My name is Alberto Ortiz. I’m the founder and owner of Work Train Fight, which has been around since 2009.
I’ve been successful in the fitness industry since before the Class Pass era (probably one of the few) and have seen how it’s changed the landscape of the industry. Work Train Fight has been with Class Pass since 2013, and now I am parting ways with them.
When reading this post, please imagine that you are a NYC gym-owner, who has sacrificed everything to create a place that educates, empowers and brings people together. I do not have tons of investors, partners or venture capitalist money, I’m just another flawed human trying to figure it out on the go.
Here are my 8 reasons why Work Train Fight left Class Pass…
1) They Came in Like a Wrecking Ball: Back when Class Pass first launched I was JUST finding my groove in regards to memberships. I had just expanded the gym space and created a new boxing studio so I no longer had to have classes out on the main floor. However, here comes this new thing called Class Pass (actually they were previously called Classivity) and with them comes this insane offer of “unlimited classes in NYC’s top fitness studios for only $99.” I didn’t stand a fu*king chance, and within months our membership base dropped by 50% to join Class Pass. I had no choice, but to put WTF on Class Pass. There was no other way I was going to survive at the time.
2) Commit to Nothing: The Class Pass ideology promotes constant change, “don’t be bored, workout somewhere new everyday.” Basically, it opposes the characteristics needed to be successful in anything, including fitness: being committed, tough and focused. Initially, when Class Pass reached out to studios, their pitch was, “oh, you will get a lot of exposure,” and yes, this was true, except what good is exposure if the culture preaches never staying in one place? I would be lying if I said some current members did not originally find us on Class Pass, however this is bigger than that. We need to start caring about the message we’re sending the world: “Hey, try a lot of different shit, but be a master of none.”

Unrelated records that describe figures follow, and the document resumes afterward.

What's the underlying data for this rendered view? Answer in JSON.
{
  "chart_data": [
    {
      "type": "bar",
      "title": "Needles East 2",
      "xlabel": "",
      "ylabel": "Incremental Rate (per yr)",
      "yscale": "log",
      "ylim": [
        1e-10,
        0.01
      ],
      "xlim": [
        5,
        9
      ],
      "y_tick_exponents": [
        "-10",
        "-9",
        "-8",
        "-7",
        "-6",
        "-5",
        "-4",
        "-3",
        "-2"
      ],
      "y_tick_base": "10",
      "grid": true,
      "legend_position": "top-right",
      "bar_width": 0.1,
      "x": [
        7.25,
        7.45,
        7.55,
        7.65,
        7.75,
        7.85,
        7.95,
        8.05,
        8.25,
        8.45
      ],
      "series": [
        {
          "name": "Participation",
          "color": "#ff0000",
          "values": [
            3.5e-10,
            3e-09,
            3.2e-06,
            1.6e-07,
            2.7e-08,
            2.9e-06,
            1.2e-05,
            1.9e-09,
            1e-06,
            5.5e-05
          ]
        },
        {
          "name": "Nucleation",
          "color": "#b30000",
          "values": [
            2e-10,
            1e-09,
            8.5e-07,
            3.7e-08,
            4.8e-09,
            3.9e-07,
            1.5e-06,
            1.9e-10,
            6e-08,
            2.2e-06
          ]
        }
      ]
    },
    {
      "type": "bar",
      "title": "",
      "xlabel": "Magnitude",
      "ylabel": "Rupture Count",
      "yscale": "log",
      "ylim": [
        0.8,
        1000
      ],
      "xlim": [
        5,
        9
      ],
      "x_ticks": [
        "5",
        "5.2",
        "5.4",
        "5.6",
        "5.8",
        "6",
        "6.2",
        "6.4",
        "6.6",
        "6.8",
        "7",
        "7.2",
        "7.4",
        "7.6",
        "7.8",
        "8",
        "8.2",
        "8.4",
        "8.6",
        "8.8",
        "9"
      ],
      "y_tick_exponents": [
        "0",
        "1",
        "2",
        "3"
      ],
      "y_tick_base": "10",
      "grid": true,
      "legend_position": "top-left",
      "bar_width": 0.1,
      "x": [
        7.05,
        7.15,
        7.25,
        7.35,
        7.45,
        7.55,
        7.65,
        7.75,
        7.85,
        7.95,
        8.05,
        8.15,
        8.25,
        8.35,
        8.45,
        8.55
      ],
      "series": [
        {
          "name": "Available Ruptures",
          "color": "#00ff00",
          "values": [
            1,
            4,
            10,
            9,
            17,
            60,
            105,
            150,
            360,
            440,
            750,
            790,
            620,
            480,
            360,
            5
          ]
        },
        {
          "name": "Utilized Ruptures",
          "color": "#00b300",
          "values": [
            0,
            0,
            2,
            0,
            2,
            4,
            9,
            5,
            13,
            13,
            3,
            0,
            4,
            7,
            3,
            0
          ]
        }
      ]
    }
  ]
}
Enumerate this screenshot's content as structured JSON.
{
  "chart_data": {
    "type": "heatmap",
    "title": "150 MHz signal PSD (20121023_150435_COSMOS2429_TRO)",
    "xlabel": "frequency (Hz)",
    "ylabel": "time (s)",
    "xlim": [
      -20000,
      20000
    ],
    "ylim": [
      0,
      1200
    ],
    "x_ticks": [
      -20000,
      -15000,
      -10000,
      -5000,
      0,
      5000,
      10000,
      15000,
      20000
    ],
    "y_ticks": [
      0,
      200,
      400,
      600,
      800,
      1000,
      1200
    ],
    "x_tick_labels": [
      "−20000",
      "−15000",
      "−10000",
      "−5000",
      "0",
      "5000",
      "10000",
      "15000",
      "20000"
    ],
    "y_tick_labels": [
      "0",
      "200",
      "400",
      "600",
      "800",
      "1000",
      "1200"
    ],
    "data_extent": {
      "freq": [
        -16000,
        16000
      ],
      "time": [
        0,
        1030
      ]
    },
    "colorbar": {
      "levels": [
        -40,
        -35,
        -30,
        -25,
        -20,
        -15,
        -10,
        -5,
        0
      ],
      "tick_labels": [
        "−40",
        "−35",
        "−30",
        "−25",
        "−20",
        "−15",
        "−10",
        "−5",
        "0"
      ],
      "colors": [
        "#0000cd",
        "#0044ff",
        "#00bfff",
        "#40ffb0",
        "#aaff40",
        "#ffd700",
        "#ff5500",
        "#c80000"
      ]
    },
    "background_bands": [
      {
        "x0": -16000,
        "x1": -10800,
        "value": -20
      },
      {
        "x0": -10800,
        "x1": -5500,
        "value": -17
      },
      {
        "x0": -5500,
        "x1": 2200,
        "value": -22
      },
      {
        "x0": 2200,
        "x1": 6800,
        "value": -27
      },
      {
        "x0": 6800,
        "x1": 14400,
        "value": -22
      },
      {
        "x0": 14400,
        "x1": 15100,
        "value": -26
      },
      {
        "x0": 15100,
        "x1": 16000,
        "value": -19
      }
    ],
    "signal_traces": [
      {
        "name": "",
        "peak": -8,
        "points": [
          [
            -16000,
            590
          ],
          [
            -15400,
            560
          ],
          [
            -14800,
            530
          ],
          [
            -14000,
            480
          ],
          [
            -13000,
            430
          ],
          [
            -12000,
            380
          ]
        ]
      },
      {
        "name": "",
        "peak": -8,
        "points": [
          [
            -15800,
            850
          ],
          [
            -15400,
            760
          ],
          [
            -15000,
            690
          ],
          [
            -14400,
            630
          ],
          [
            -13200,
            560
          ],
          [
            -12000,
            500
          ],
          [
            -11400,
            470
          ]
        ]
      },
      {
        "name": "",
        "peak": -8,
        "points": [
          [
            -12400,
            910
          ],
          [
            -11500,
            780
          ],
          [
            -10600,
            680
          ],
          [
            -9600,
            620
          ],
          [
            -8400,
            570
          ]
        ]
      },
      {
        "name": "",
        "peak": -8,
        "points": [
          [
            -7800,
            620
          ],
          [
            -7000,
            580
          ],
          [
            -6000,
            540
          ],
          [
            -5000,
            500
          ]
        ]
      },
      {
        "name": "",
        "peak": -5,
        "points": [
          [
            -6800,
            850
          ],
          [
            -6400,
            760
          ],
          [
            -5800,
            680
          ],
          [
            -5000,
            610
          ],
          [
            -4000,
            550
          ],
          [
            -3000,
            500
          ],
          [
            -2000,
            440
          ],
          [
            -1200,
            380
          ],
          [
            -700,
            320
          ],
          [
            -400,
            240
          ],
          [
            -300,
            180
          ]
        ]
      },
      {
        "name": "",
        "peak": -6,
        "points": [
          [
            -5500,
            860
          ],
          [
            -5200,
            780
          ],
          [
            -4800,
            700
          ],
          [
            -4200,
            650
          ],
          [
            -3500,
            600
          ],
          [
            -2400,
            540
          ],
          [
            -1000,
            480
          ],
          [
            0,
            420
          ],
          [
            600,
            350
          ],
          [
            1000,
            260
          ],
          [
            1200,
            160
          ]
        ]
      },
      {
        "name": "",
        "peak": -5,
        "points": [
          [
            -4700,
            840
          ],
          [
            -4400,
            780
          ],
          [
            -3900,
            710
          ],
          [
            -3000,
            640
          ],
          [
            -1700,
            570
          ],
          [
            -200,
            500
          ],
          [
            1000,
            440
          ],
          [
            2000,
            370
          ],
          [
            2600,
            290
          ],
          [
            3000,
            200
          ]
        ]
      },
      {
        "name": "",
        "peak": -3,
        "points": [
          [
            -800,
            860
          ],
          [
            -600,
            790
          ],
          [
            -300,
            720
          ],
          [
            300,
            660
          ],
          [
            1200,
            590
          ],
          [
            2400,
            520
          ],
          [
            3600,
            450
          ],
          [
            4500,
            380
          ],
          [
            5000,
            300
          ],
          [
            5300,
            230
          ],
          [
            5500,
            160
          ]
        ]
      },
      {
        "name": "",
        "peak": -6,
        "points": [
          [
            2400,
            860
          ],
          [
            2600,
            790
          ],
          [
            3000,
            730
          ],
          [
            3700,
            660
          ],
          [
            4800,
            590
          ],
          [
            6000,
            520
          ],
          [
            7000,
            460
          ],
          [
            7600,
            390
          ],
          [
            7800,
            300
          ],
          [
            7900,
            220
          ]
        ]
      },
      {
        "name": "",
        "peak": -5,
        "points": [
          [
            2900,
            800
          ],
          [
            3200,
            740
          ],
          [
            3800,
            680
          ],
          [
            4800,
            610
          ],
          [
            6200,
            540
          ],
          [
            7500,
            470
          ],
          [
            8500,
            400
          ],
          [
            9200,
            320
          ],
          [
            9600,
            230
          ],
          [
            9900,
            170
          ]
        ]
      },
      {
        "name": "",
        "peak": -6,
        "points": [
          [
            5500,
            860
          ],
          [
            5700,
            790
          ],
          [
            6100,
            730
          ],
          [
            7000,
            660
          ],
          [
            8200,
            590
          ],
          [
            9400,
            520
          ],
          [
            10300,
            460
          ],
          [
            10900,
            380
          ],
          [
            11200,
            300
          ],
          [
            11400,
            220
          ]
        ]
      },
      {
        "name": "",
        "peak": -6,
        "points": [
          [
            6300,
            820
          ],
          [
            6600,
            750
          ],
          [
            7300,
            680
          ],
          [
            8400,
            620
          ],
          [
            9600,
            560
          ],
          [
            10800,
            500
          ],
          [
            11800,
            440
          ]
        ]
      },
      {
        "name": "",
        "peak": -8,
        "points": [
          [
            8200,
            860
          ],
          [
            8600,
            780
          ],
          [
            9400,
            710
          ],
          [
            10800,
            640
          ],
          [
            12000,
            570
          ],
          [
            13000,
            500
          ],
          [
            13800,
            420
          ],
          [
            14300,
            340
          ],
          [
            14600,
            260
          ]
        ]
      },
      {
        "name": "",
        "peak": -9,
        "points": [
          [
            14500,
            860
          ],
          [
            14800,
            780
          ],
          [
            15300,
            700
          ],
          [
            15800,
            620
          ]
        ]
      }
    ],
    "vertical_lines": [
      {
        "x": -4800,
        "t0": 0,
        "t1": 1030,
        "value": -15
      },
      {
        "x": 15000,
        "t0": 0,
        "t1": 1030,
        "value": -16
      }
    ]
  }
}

3) The Entitlement: Trying different fitness modalities is great, except when in WTF’s case, boxing is a tough activity to just TRY. So when a Class Pass user feels inadequate at an authentic boxing and strength training class, there’s a much higher chance that they will leave a shitty review and judge us based on their sole visit. About 90% of our negative reviews in recent years have come from Class Pass users. The universal membership led Class Pass users to believe they were fitness gurus, but they definitely weren’t. AND PLEASE DON’T GET ME STARTED ON THE SHITTY CLASS PASS FITNESS BLOGGERS WHO JUDGE YOUR LIFE’S WORK WHILE THEY THEMSELVES HAVE NO BUSINESS AND NO FITNESS EXPERIENCE. TALK ABOUT ENTITLEMENT.
4) No Money, No Honey: During our 4 years with Class Pass, WTF only got a $1 raise. That would be ok, if expenses were to go up at the same rate and NYC real estate wasn’t SO DAMN HIGH. I get it though, it’s not like they raised their fees… oh wait they did…numerous times. We don’t nickel and dime: we offer complimentary towels, free boxing gloves and don’t force members to buy wraps. We have water fountains, 55-minute classes and hands-on educated instructors. Not to mention 10 showers, full gym access before and after class, and much much more. We are worth more than a $0.25 raise a year.
5) Premium Rip Off: Like I said earlier, the original Class Pass pitch to studios was they would expose our facility to new clients who can only come in via Class Pass 3x per month. Then they launched the “Premium” option, allowing Class Pass users to buy discounted classes to your studio once they hit their monthly limit. At first “Premium” was optional for studios, then I was told if you’re gonna be on Class Pass it’s mandatory. There was nothing I could have done. Their original pitch was no longer valid, the one thing we were banking on was stripped away.
6) Class Pass Labor: I have custom-built software because my business isn’t a basic bitch. That being said, managing Class Pass users with our interface has been challenging. I’ve spent tons of money on my custom software, but still had to manage the Class Pass software and copy and paste names into my software for EVERY class. As much as I pleaded for a way too link our softwares and letting them know I have my own software team, I wasn’t a big enough fish for them to be bothered. Cool, I got you bro.
7) The Rise of the SHITTY Gym: Competition is good for business, keeps us on our toes and makes me focus. However, the Class Pass era heralded a surge of new shitty fitness companies. You know what I’m talking about, the ones in the crappy space they rent hourly. These businesses mainly survive on Class Pass revenue, and would have never survived before Class Pass. There was a rise of unnecessary competition that lowered fitness standards, and I no longer want to be on the same platform with joe shmoe fitness who doesn’t really care about their product, and is only in it for the money.
8) Wear and Tear: If 20% of Class Pass sessions were converted to normal pricing, I would break even with a fraction of the hassle. So instead of having 1,000 signups, I prefer to have 200 signups at a higher price-point because the payout is just a tad less, but expenses go down because of lower towel usage, less locker room clutter, less stress on instructors and overall less wear and tear on the gym. Also, it’s better for my sanity.
I don’t want to say all bad things about Class Pass, their studio management team was always nice to me. My beef isn’t with the good people who work there. It’s just, after a certain point, you have to know your worth. WTF is more than just another boutique studio. For our members, we are a second home.